Pembalap Honda itu mengaku “marah besar” setelah motornya tidak bisa dikendarai pada lap-lap awal dan membuatnya terjatuh di Tikungan 16 hanya di lap kedua.
Padahal, sehari sebelumnya, Sabtu (4/10), Mir tampil impresif dengan finis kelima dan menjadi pembalap Honda terbaik di Sprint Race.
Ia datang ke balapan utama dengan harapan besar untuk mengulang podium Motegi.
Terutama setelah performa Honda mulai membaik dalam beberapa seri terakhir.
Namun, nasib berkata lain.
“Saya sangat marah hari ini karena kehilangan kesempatan bertarung untuk podium,” ujar Mir, dilansir Radar Jember dari laman Crash.
“Kami harus memahami apa yang terjadi dengan ban belakang tipe medium. Motor benar-benar tidak bisa dikendarai di dua lap pertama.

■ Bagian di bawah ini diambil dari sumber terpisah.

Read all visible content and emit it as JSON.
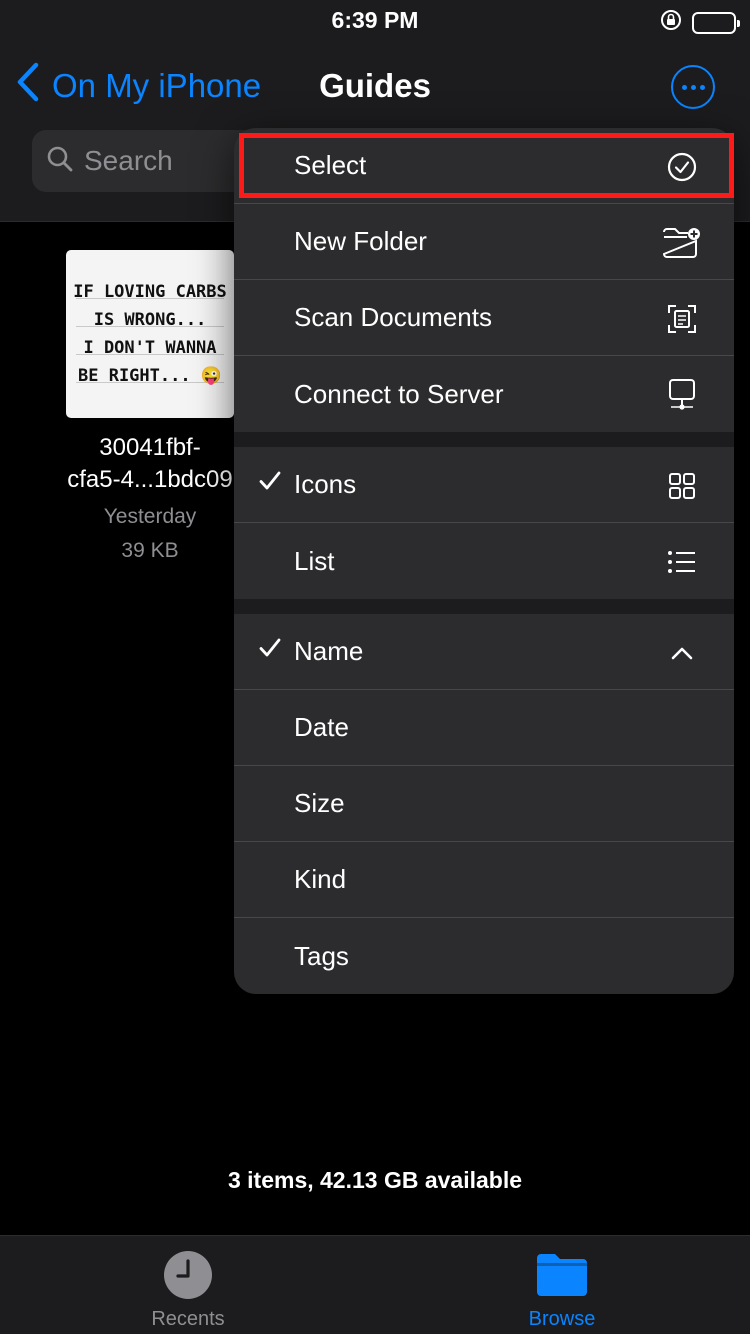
{
  "status_bar": {
    "time": "6:39 PM"
  },
  "nav": {
    "back_label": "On My iPhone",
    "title": "Guides",
    "search_placeholder": "Search"
  },
  "file": {
    "thumbnail_lines": [
      "IF LOVING CARBS",
      "IS WRONG...",
      "I DON'T WANNA",
      "BE RIGHT... 😜"
    ],
    "name_line1": "30041fbf-",
    "name_line2": "cfa5-4...1bdc09",
    "date": "Yesterday",
    "size": "39 KB"
  },
  "menu": {
    "actions": [
      {
        "label": "Select",
        "icon": "checkmark-circle-icon"
      },
      {
        "label": "New Folder",
        "icon": "folder-add-icon"
      },
      {
        "label": "Scan Documents",
        "icon": "scan-document-icon"
      },
      {
        "label": "Connect to Server",
        "icon": "server-icon"
      }
    ],
    "views": [
      {
        "label": "Icons",
        "checked": true,
        "icon": "grid-icon"
      },
      {
        "label": "List",
        "checked": false,
        "icon": "list-icon"
      }
    ],
    "sort": [
      {
        "label": "Name",
        "checked": true,
        "icon": "chevron-up-icon"
      },
      {
        "label": "Date",
        "checked": false
      },
      {
        "label": "Size",
        "checked": false
      },
      {
        "label": "Kind",
        "checked": false
      },
      {
        "label": "Tags",
        "checked": false
      }
    ]
  },
  "storage_info": "3 items, 42.13 GB available",
  "tabs": [
    {
      "label": "Recents",
      "icon": "clock-icon",
      "active": false
    },
    {
      "label": "Browse",
      "icon": "folder-icon",
      "active": true
    }
  ],
  "colors": {
    "accent": "#0a84ff",
    "highlight": "#ff1a1a",
    "menu_bg": "#2c2c2e",
    "bar_bg": "#1c1c1e"
  }
}
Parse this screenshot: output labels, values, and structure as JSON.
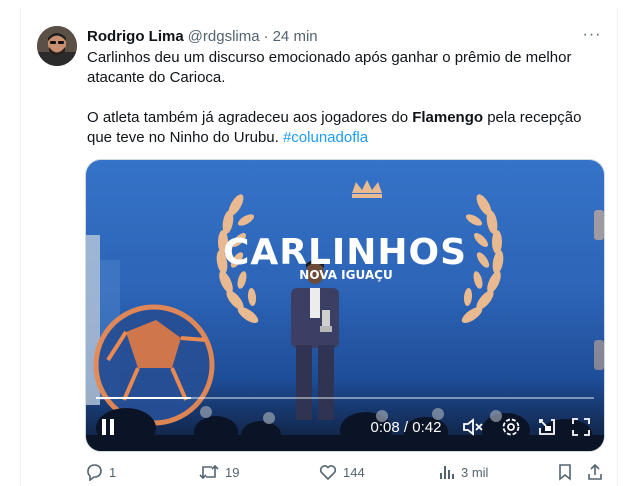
{
  "tweet": {
    "author_name": "Rodrigo Lima",
    "handle": "@rdgslima",
    "separator": "·",
    "time": "24 min",
    "more_label": "···",
    "line1": "Carlinhos deu um discurso emocionado após ganhar o prêmio de melhor atacante do Carioca.",
    "line2_start": "O atleta também já agradeceu aos jogadores do ",
    "line2_bold": "Flamengo",
    "line2_end": " pela recepção que teve no Ninho do Urubu. ",
    "hashtag": "#colunadofla"
  },
  "video": {
    "stage_title": "CARLINHOS",
    "stage_subtitle": "NOVA IGUAÇU",
    "timecode": "0:08 / 0:42",
    "progress": 0.19
  },
  "actions": {
    "replies": "1",
    "reposts": "19",
    "likes": "144",
    "views": "3 mil"
  },
  "colors": {
    "accent": "#1d9bf0",
    "muted": "#536471",
    "text": "#0f1419",
    "stage_blue": "#2d64b6",
    "laurel_gold": "#e9b98f"
  },
  "icons": [
    "more-icon",
    "play-pause-icon",
    "mute-icon",
    "settings-icon",
    "pip-icon",
    "fullscreen-icon",
    "reply-icon",
    "repost-icon",
    "like-icon",
    "views-icon",
    "bookmark-icon",
    "share-icon"
  ]
}
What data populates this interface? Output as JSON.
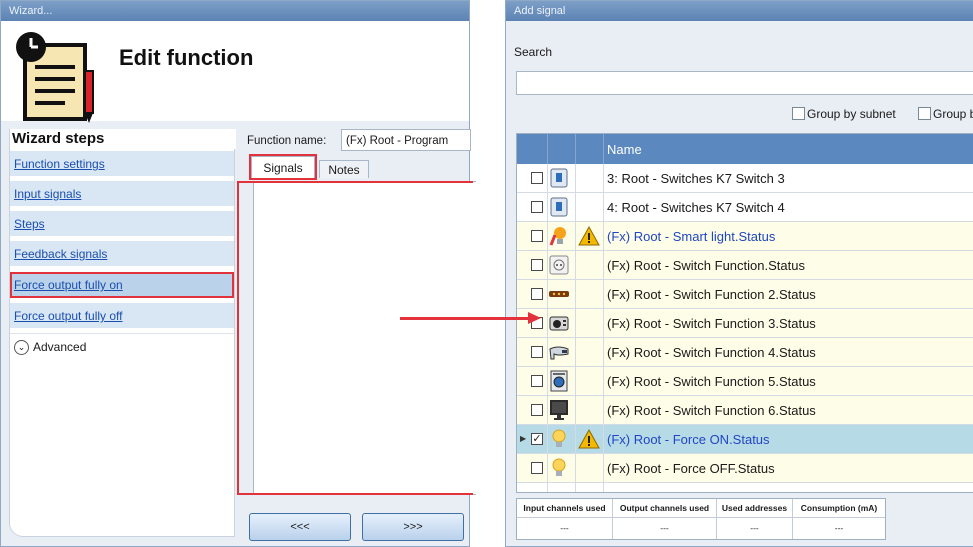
{
  "left_window": {
    "title": "Wizard...",
    "header_title": "Edit function",
    "wizard_steps_title": "Wizard steps",
    "steps": [
      {
        "label": "Function settings"
      },
      {
        "label": "Input signals"
      },
      {
        "label": "Steps"
      },
      {
        "label": "Feedback signals"
      },
      {
        "label": "Force output fully on",
        "active": true
      },
      {
        "label": "Force output fully off"
      }
    ],
    "advanced_label": "Advanced",
    "function_name_label": "Function name:",
    "function_name_value": "(Fx) Root - Program",
    "tabs": [
      "Signals",
      "Notes"
    ],
    "buttons": {
      "back": "<<<",
      "next": ">>>"
    }
  },
  "right_window": {
    "title": "Add signal",
    "search_label": "Search",
    "search_value": "",
    "group_by_subnet": "Group by subnet",
    "group_partial": "Group b",
    "column_name": "Name",
    "rows": [
      {
        "name": "3: Root - Switches K7 Switch 3",
        "icon1": "switch-module-icon",
        "checked": false
      },
      {
        "name": "4: Root - Switches K7 Switch 4",
        "icon1": "switch-module-icon",
        "checked": false
      },
      {
        "name": "(Fx) Root - Smart light.Status",
        "icon1": "smart-light-bulb-icon",
        "icon2": "warning-icon",
        "checked": false
      },
      {
        "name": "(Fx) Root - Switch Function.Status",
        "icon1": "wall-socket-icon",
        "checked": false
      },
      {
        "name": "(Fx) Root - Switch Function 2.Status",
        "icon1": "heater-strip-icon",
        "checked": false
      },
      {
        "name": "(Fx) Root - Switch Function 3.Status",
        "icon1": "oven-icon",
        "checked": false
      },
      {
        "name": "(Fx) Root - Switch Function 4.Status",
        "icon1": "hair-dryer-icon",
        "checked": false
      },
      {
        "name": "(Fx) Root - Switch Function 5.Status",
        "icon1": "washing-machine-icon",
        "checked": false
      },
      {
        "name": "(Fx) Root - Switch Function 6.Status",
        "icon1": "monitor-icon",
        "checked": false
      },
      {
        "name": "(Fx) Root - Force ON.Status",
        "icon1": "light-bulb-icon",
        "icon2": "warning-icon",
        "checked": true
      },
      {
        "name": "(Fx) Root - Force OFF.Status",
        "icon1": "light-bulb-icon",
        "checked": false
      }
    ],
    "footer": {
      "headers": [
        "Input channels used",
        "Output channels used",
        "Used addresses",
        "Consumption (mA)"
      ],
      "values": [
        "---",
        "---",
        "---",
        "---"
      ]
    }
  },
  "colors": {
    "highlight_red": "#e2323b",
    "grid_header_blue": "#5b88bf",
    "selected_row": "#b7dbe6",
    "status_row_yellow": "#fefde8",
    "link_blue": "#1a4fb0"
  }
}
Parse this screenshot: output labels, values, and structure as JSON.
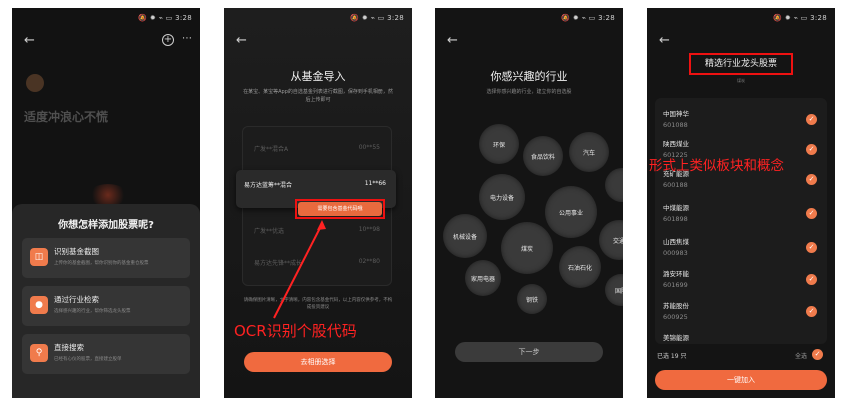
{
  "status_bar": "🔕 ✹ ⌁ ▭ 3:28",
  "screen1": {
    "motto": "适度冲浪心不慌",
    "sheet_title": "你想怎样添加股票呢?",
    "options": [
      {
        "title": "识别基金截图",
        "desc": "上传你的基金截图，帮你识别你的基金重仓股票"
      },
      {
        "title": "通过行业检索",
        "desc": "选择感兴趣的行业，帮你筛选龙头股票"
      },
      {
        "title": "直接搜索",
        "desc": "已经有心仪的股票，直接建立股单"
      }
    ]
  },
  "screen2": {
    "title": "从基金导入",
    "subtitle": "在某宝、某宝等App的自选基金列表进行截图，保存到手机相册，然后上传即可",
    "funds": [
      {
        "name": "广发**混合A",
        "code": "00**55"
      },
      {
        "name": "易方达蓝筹**混合",
        "code": "11**66"
      },
      {
        "name": "广发**优选",
        "code": "10**98"
      },
      {
        "name": "易方达先锋**成长",
        "code": "02**80"
      }
    ],
    "copy_button": "需要包含基金代码哦",
    "disclaimer": "请确保图片清晰，文字清晰，内容包含基金代码，以上内容仅供参考，不构成投资建议",
    "annotation": "OCR识别个股代码",
    "main_button": "去相册选择"
  },
  "screen3": {
    "title": "你感兴趣的行业",
    "subtitle": "选择你感兴趣的行业，建立你的自选股",
    "bubbles": [
      "环保",
      "食品饮料",
      "汽车",
      "电力设备",
      "公用事业",
      "机械设备",
      "煤炭",
      "交通",
      "家用电器",
      "石油石化",
      "钢铁",
      "国防"
    ],
    "next_button": "下一步"
  },
  "screen4": {
    "title": "精选行业龙头股票",
    "caption": "煤炭",
    "stocks": [
      {
        "name": "中国神华",
        "code": "601088"
      },
      {
        "name": "陕西煤业",
        "code": "601225"
      },
      {
        "name": "充矿能源",
        "code": "600188"
      },
      {
        "name": "中煤能源",
        "code": "601898"
      },
      {
        "name": "山西焦煤",
        "code": "000983"
      },
      {
        "name": "潞安环能",
        "code": "601699"
      },
      {
        "name": "苏能股份",
        "code": "600925"
      },
      {
        "name": "美锦能源",
        "code": ""
      }
    ],
    "annotation": "形式上类似板块和概念",
    "selected_count": "已选 19 只",
    "select_all": "全选",
    "add_button": "一键加入"
  },
  "colors": {
    "accent": "#f06a3f",
    "annotation_red": "#ff2222"
  }
}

Mustahil membuat suhu ban naik,” tambahnya.
Mir menjelaskan bahwa ia tidak sedang berduel dengan pembalap lain saat jatuh.
“Saya tidak sedang mencoba menyalip siapa pun. Saya hanya berusaha memanaskan ban, tapi setiap kali mengerem, motor selalu melebar. Kami kehilangan sesuatu secara teknis hari ini. Kami harus menganalisis dan belajar untuk masa depan,” katanya.
Baca Juga: Marc Marquez Ungkap Detik-Detik Tabrakan Hebat di MotoGP Indonesia: Saya Langsung Terbang!
Aneh dan Menyulitkan: Mandalika Jadi “Mimpi Buruk” bagi Banyak Pembalap
Sirkuit Mandalika dikenal sebagai lintasan dengan suhu ekstrem, membuat Michelin memasok ban belakang dengan konstruksi khusus yang lebih keras.
Menurut Mir, hal ini berperan besar terhadap insiden yang ia alami.
“Lintasan ini dan tipe bannya berbeda, lebih keras. Tahun ini Mandalika benar-benar mimpi buruk bagi semua pembalap,” jelasnya.
“Balapannya aneh—ritmenya sangat lambat dan tidak ada yang bisa benar-benar memaksa. Hanya Fermin (Aldeguer) yang tampil luar biasa,” ungkapnya.
Mir menilai balapan kali ini berjalan tidak normal, karena banyak pembalap di luar nama besar yang mampu bersaing di depan.
“Semua orang punya peluang podium. Itu bagus di satu sisi, tapi kami harus memahami agar hal seperti ini tidak terulang. Karena sekarang motor Honda sudah lebih kompetitif—konsekuensinya juga jadi lebih besar,” tegasnya.
Rekan setimnya, Luca Marini, berhasil menyelesaikan balapan di posisi keempat.
Hanya terpaut 1,2 detik dari podium yang diraih Alex Marquez.
Meski begitu, kegagalan Mir menjadi pukulan berat bagi tim Honda yang tengah bangkit.